The Dr. Martin Luther King Jr. Holiday sent me down memory lane. For most here, it is ancient history, but for me, it was yesterday!   The early sixties were a time of tremendous hope. It was Vatican II, the civil rights movement, and President Kennedy. At my alma mater, St. Mary’s College High School, we sang with gusto, We shall overcome.” … It excited us, but not all. One irate parent, a member of the John Birch Society, cornered the principal, Bro. Mel, and after a tirade, he ended with a flourish: What shall we overcome? What shall we overcome?  …   Br. Mel quietly said: ”Ignorance, poverty, disease, racism, bigotry.”   

Those tasks remain; they plague us still. Ignorance, intolerance, racism, and a spirit of revenge still possess us. These diminish the person and possess the mind as cruelly as any demon.

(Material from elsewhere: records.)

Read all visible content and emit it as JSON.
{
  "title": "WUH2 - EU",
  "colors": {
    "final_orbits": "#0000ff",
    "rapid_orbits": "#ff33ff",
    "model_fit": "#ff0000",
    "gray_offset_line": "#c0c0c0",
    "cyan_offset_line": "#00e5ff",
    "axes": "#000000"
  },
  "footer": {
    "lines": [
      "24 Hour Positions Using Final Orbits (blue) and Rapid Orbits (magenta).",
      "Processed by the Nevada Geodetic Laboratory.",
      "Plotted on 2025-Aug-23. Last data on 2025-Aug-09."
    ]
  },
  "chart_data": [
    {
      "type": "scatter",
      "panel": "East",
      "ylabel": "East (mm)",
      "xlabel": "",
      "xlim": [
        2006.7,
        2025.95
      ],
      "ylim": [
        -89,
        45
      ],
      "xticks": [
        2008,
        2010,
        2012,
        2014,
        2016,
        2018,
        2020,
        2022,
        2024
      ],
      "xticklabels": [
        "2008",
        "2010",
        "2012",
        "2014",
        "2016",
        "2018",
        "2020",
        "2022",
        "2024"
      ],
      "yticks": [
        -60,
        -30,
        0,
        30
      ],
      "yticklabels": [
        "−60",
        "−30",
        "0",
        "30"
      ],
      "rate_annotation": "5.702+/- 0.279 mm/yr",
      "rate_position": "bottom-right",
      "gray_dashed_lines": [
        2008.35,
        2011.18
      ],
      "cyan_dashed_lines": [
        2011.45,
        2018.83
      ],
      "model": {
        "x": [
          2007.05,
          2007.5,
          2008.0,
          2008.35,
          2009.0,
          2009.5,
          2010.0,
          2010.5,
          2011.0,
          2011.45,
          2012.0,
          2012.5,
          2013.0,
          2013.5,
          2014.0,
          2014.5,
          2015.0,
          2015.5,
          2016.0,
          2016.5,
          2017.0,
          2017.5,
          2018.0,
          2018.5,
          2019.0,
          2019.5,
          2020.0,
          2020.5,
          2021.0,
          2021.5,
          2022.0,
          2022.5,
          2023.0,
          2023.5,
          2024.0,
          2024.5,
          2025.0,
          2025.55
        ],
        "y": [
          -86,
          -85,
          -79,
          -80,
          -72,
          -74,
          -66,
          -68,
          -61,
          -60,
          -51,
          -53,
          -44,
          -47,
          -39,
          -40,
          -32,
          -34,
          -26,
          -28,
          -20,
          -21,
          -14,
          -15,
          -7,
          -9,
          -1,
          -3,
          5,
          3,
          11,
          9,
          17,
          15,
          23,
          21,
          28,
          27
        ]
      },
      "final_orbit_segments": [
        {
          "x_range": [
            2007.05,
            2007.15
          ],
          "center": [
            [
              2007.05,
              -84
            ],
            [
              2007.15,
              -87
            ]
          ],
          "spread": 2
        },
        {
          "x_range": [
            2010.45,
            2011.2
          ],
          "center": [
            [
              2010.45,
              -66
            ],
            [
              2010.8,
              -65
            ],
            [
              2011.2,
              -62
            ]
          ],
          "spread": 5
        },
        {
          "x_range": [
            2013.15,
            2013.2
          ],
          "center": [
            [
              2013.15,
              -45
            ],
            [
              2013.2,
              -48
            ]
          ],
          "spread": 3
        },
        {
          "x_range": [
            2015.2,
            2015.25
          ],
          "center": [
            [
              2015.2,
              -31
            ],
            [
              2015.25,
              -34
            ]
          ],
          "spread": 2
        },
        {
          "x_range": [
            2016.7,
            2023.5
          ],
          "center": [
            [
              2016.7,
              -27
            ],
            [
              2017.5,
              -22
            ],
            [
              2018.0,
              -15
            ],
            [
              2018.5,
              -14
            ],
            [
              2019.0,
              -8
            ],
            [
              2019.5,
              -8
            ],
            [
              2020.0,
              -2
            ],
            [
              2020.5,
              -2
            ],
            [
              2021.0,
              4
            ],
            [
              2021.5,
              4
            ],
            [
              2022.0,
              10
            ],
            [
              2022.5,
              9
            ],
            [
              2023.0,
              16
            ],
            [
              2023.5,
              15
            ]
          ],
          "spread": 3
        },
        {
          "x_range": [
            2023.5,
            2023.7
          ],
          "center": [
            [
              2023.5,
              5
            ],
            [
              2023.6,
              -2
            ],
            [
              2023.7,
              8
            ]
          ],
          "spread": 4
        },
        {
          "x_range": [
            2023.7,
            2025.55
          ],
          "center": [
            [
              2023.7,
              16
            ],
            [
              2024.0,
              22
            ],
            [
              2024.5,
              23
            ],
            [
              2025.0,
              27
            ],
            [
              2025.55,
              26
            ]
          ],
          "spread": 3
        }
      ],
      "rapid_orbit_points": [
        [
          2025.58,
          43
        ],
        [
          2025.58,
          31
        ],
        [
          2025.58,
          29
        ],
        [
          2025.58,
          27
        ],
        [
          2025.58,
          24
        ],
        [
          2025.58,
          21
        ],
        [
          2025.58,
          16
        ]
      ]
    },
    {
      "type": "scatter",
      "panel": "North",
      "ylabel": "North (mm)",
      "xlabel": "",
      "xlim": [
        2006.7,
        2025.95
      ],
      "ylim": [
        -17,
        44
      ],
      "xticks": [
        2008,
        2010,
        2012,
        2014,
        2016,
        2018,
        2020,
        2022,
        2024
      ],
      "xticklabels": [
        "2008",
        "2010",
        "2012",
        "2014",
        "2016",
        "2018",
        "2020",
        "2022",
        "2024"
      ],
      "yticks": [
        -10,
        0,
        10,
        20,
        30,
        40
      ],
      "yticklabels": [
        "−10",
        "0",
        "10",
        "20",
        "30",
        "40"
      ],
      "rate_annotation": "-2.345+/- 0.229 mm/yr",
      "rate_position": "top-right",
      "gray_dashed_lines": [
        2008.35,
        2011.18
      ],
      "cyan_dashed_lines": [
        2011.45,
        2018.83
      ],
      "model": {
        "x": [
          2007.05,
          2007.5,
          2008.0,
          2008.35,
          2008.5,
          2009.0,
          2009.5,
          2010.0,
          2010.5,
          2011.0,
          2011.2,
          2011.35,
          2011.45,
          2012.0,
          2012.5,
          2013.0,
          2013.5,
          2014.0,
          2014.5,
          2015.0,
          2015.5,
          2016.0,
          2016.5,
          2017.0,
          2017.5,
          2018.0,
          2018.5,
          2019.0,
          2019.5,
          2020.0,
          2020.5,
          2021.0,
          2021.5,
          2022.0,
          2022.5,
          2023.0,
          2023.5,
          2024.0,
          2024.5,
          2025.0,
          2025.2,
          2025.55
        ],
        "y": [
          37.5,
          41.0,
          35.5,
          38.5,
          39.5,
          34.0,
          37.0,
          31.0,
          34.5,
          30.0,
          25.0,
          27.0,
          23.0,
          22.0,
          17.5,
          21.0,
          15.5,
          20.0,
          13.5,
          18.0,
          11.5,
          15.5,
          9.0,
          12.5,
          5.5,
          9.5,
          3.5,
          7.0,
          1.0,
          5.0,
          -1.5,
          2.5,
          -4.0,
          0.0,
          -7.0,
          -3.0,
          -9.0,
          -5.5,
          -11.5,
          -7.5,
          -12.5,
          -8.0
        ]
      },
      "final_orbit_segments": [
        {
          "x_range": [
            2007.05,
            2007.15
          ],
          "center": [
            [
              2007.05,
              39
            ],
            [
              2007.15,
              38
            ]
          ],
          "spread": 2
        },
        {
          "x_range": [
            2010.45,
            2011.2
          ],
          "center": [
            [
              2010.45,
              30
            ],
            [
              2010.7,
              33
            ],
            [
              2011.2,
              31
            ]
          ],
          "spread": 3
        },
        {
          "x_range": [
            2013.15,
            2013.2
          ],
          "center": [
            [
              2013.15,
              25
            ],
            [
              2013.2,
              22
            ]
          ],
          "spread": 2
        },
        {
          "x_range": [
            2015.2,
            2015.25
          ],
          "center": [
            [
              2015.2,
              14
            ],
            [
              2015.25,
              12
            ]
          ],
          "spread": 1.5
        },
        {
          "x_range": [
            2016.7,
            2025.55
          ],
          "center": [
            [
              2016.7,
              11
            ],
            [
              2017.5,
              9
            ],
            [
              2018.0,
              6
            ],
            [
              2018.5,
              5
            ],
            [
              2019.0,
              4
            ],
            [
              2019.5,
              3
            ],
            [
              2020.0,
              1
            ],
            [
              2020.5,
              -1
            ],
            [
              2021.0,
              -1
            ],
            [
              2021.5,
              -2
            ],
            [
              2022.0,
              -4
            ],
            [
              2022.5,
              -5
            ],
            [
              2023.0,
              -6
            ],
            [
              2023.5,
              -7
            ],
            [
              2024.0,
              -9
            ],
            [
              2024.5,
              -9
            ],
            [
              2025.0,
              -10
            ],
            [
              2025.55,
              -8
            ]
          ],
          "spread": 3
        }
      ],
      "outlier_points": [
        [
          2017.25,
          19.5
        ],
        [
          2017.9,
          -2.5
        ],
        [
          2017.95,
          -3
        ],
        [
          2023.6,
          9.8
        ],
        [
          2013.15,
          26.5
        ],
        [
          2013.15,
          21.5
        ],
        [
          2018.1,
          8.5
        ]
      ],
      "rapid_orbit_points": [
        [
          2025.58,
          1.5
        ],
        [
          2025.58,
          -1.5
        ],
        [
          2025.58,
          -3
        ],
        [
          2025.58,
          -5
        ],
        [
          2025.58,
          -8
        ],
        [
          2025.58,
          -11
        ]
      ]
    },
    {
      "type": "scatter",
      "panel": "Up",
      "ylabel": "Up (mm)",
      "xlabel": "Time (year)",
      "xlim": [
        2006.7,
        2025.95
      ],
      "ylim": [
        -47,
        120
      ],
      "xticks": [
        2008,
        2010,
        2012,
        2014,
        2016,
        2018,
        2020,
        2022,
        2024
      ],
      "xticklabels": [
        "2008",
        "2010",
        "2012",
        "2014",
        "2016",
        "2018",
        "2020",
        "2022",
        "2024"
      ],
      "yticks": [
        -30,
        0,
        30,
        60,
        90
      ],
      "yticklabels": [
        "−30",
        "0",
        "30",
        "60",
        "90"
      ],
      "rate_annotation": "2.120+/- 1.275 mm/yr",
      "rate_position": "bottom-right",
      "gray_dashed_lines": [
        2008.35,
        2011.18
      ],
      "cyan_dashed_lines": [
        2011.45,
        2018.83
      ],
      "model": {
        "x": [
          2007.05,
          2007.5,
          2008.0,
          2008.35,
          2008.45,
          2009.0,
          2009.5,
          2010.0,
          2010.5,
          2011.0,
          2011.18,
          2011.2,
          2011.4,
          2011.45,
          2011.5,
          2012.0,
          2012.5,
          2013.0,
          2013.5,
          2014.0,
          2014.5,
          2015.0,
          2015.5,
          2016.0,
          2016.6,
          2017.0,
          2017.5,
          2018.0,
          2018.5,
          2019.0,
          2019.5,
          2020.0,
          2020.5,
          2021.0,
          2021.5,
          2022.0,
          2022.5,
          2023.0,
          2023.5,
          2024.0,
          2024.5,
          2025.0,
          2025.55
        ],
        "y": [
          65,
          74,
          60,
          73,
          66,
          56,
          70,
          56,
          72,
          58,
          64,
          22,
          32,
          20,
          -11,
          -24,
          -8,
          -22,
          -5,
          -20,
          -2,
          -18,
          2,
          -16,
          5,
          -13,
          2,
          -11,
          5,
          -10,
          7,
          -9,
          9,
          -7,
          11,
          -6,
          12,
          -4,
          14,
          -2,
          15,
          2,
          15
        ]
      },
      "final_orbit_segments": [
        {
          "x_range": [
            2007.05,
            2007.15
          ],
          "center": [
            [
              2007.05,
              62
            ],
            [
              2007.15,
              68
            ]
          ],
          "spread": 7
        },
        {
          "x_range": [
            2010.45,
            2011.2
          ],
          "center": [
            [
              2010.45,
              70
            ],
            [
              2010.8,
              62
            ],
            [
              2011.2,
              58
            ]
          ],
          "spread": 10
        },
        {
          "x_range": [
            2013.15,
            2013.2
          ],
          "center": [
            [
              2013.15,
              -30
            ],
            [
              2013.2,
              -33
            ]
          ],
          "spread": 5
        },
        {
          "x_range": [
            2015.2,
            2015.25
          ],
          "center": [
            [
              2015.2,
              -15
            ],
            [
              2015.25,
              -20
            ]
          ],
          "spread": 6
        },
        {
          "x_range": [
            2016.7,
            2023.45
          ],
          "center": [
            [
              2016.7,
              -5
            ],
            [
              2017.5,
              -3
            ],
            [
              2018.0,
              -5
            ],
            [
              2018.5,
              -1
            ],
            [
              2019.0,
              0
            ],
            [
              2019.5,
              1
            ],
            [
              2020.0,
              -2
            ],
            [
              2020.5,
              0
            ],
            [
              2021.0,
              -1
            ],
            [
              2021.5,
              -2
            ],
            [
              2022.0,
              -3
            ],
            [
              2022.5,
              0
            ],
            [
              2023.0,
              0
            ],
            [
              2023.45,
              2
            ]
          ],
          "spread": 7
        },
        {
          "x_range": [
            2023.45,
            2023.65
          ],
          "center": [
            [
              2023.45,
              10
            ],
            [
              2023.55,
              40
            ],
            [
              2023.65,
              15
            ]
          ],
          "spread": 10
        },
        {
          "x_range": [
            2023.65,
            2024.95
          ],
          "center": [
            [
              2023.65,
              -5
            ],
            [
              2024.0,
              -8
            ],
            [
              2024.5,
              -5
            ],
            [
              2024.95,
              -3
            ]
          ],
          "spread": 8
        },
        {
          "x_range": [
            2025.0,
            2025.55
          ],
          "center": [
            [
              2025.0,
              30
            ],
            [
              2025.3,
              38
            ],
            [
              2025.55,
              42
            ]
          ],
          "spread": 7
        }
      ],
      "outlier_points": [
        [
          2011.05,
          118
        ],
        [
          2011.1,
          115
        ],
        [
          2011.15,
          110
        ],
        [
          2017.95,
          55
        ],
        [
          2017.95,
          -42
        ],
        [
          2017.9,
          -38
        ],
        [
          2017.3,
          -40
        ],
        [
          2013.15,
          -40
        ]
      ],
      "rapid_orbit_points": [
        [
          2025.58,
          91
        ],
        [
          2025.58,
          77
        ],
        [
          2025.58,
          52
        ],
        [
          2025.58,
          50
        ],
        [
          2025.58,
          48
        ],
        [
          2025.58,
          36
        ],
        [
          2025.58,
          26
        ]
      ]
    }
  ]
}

Indeed, they are worse, for they make us into demons!

Consider the demonic depths of the last century — a time of “-isms” made it a century of holocausts and death! In the first 80 years,  127 million people died, not in war, but at the hands of their own governments. Reflecting on those years that Pope Benedict knew so well, he wrote, “People of the present are sacrificed to the moloch of the future — a future whose effective realization is at best doubtful. One does not make the world more humane by refusing to act humanely here and now.” … One does not make the world more humane by refusing to act humanely here and now.  (Deus Ist Caritas. §31b)

Today’s Gospel may seem quaint with its talk of possession. After all, we are so enlightened. … Yet when I start talking of actual cases of possession, people are simply riveted. …  Have you noticed how movies dealing with the occult, the demonic, or Marvel superheroes rake in the bucks?  … Go figure! … It is one thing to know that the world can be hellish; it is another to recognize that we are complicit; we readily do the devil’s work for him … for free!

Scriptures use most often two names: Satan and the Devil. Satanus was the original name for the heavenly court’s District Attorney who attacks and accuses! ... Have you ever attacked and accused someone else? …  While Diabolus comes from the word to divide and tear apart. …. Have you ever torn someone apart verbally or in your heart? For that matter, how many politicians use division to mobilize the vote? Rage is an addictive drug.

 Fr. Ronald Rolheiser explains it: the powers of hell, satan and the devil, work in two ways. Sometimes they work as the devil by dividing us from God, each other, and from what is best within us.     Sometimes they work in just the opposite way, as satan. Here, they unite us to each other but through the grip of mob hysteria, envy-induced hype, and the kind of sick unity that makes for gang-rapes and crucifixions.” …. We might add the tribal mentality that divides the nation and doubts our democratic institutions.  … I wonder if we need an old-fashioned exorcism of America.

 Jesus comes with new authority to break those shackles of mind and heart that make us ideologues and killing machines; he would free us to be alive and helping!

Reducing faith to no more than having the correct answers and avoiding evil takes us no further than Jesus’ accusers. Our goal is not to parrot truth but to know the one who is TRUTH. Our goal is not to just avoid evil but to become virtuous, faith-filled, free adults.

Plato complained about the tyranny of the marketplace that enslaves the mind. Common opinion and half-truths are blinding and binding. The marketplace sells us a false future and awakens envious desires. Buy this, buy that, and you will be …. ( and you fill in the blank)! St. Paul urges us: “Do not conform yourselves to this age but be transformed by the renewal of your mind, that you may discern what is the will of God, what is good and pleasing and perfect.” (Rom. 12:2)

We heard God’s promise to Moses in our first reading: “I will raise up for them a prophet like you from among their kinsmen, and will put my words into his mouth...” The people in today’s Gospel caught a glimpse of that promise in Jesus, who taught “a new teaching with authority.”  In him, they experienced God.

Yet we can replace Jesus with mere belief; we can replace growing in character with merely not messing up. God wants a free mind and a generous heart at every step in our life’s journey. Truth and love need each other if we are to become whole, for love without truth is misguided, and truth without love is brutal. Let me say that again: love without truth is misguided, and truth without love is brutal.

Paul urges us, “Living the truth in love, we should grow in every way into him who is the head, Christ.” (Eph. 4:15)

Jesus reveals a God who treasures us; he asks you to treasure each other as God’s gift. When you do, the genuine demons that rule our world flee. Jesus will touch, help, and heal through you, and then we can rightly sing, “We shall overcome.”

Today, we celebrate those who seek new freedom … they are the candidates for Baptism, those seeking reception into the Church, and those Catholics asking this year for confirmation. I marvel at the hunger in their hearts, the sacrifice of their time, and the desire for spiritual freedom and a life-giving joy. They inspire me not to take life for granted but to delight in the Christ who is God’s love, come in person.